This stunning installation of portraits (based on internet snapshot postings) of 44 Canadian soldiers and one diplomat killed in the military campaign in Afghanistan prior to January 2007 is part of Tobey C. Anderson’s The New American Century Project. The haunting character of his rendering of war dead is amplified by the artist’s use of fluorescent paint: exhibited under black lights, the installation makes reference to the source of the images and to the pervasive screen-glow that is the mechanism of global information flows. Furthermore, Anderson’s memorialisation of the dead highlights, by contrast, the reluctance of governments to represent the suffering and loss that attend armed conflict. In a context of debate regarding the Canada’s military commitment in Afghanistan, he continues to document the accumulating toll of the war.

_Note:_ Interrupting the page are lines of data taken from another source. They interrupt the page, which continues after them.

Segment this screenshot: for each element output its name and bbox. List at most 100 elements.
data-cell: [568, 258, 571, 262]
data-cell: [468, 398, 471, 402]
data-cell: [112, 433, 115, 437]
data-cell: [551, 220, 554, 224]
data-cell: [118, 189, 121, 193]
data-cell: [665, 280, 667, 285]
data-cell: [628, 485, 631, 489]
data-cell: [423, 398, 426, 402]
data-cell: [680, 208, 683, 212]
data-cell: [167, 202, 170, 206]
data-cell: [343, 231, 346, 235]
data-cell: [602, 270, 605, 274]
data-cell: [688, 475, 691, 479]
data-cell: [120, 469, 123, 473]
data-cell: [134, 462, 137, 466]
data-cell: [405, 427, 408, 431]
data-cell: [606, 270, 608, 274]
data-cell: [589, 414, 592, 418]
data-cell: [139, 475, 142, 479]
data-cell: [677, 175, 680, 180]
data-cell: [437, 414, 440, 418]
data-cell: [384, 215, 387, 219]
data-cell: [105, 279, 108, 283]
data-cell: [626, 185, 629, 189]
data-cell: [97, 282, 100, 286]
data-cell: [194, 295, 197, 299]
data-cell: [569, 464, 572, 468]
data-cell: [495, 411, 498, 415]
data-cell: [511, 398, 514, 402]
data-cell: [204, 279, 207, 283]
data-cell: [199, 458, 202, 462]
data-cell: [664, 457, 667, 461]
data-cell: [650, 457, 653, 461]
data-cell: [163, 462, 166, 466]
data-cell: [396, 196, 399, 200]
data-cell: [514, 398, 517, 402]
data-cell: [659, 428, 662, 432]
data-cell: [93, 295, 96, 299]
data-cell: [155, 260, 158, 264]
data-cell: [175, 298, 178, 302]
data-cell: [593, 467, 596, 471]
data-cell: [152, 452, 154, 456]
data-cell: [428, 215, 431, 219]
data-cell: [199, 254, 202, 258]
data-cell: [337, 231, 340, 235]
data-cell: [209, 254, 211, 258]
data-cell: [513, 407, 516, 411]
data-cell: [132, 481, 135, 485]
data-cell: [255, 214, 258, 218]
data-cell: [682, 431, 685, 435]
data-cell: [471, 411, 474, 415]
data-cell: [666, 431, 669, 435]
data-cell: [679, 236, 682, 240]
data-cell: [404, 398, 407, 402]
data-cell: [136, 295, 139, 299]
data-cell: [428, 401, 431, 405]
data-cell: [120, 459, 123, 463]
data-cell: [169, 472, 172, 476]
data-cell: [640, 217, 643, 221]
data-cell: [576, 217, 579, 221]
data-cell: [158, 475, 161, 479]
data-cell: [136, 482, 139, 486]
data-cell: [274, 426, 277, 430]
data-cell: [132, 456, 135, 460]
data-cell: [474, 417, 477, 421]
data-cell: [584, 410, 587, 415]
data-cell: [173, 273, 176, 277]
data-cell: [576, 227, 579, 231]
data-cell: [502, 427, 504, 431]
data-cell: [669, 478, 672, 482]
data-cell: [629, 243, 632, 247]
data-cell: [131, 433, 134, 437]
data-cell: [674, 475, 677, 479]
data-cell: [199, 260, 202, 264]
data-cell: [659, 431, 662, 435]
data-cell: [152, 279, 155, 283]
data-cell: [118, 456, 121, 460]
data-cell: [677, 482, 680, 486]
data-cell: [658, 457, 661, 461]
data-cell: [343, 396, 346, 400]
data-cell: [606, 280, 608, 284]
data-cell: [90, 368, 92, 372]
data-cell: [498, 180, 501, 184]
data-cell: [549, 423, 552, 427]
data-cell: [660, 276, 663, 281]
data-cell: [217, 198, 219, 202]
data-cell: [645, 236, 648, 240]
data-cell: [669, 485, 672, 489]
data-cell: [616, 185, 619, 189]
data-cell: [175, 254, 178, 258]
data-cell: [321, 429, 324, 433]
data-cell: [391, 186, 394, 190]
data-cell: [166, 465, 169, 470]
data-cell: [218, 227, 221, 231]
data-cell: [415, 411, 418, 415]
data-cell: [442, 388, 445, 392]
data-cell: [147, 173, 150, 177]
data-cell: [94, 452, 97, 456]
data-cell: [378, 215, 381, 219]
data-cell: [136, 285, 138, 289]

The title of Anderson’s overarching project is drawn from the Project for the New American Century (PNAC), a Washington, DC think tank that in 2000 authored a blueprint for US pre-eminence in the world. Anderson’s paintings of victims of war – including portraits of dead “terrorists” and civilians — and conflict zones address the erosion of public control over government and the technologies of war. KIA_CA_Afghanistan is one of several works responding to military conflict that have entered the Art Centre collection in recent years.
Tobey C. Anderson was a former Kingston artist, he had an enormous impact on this community during his tenure at St. Lawrence College and as founder of Modern Fuel Artist-Run Centre.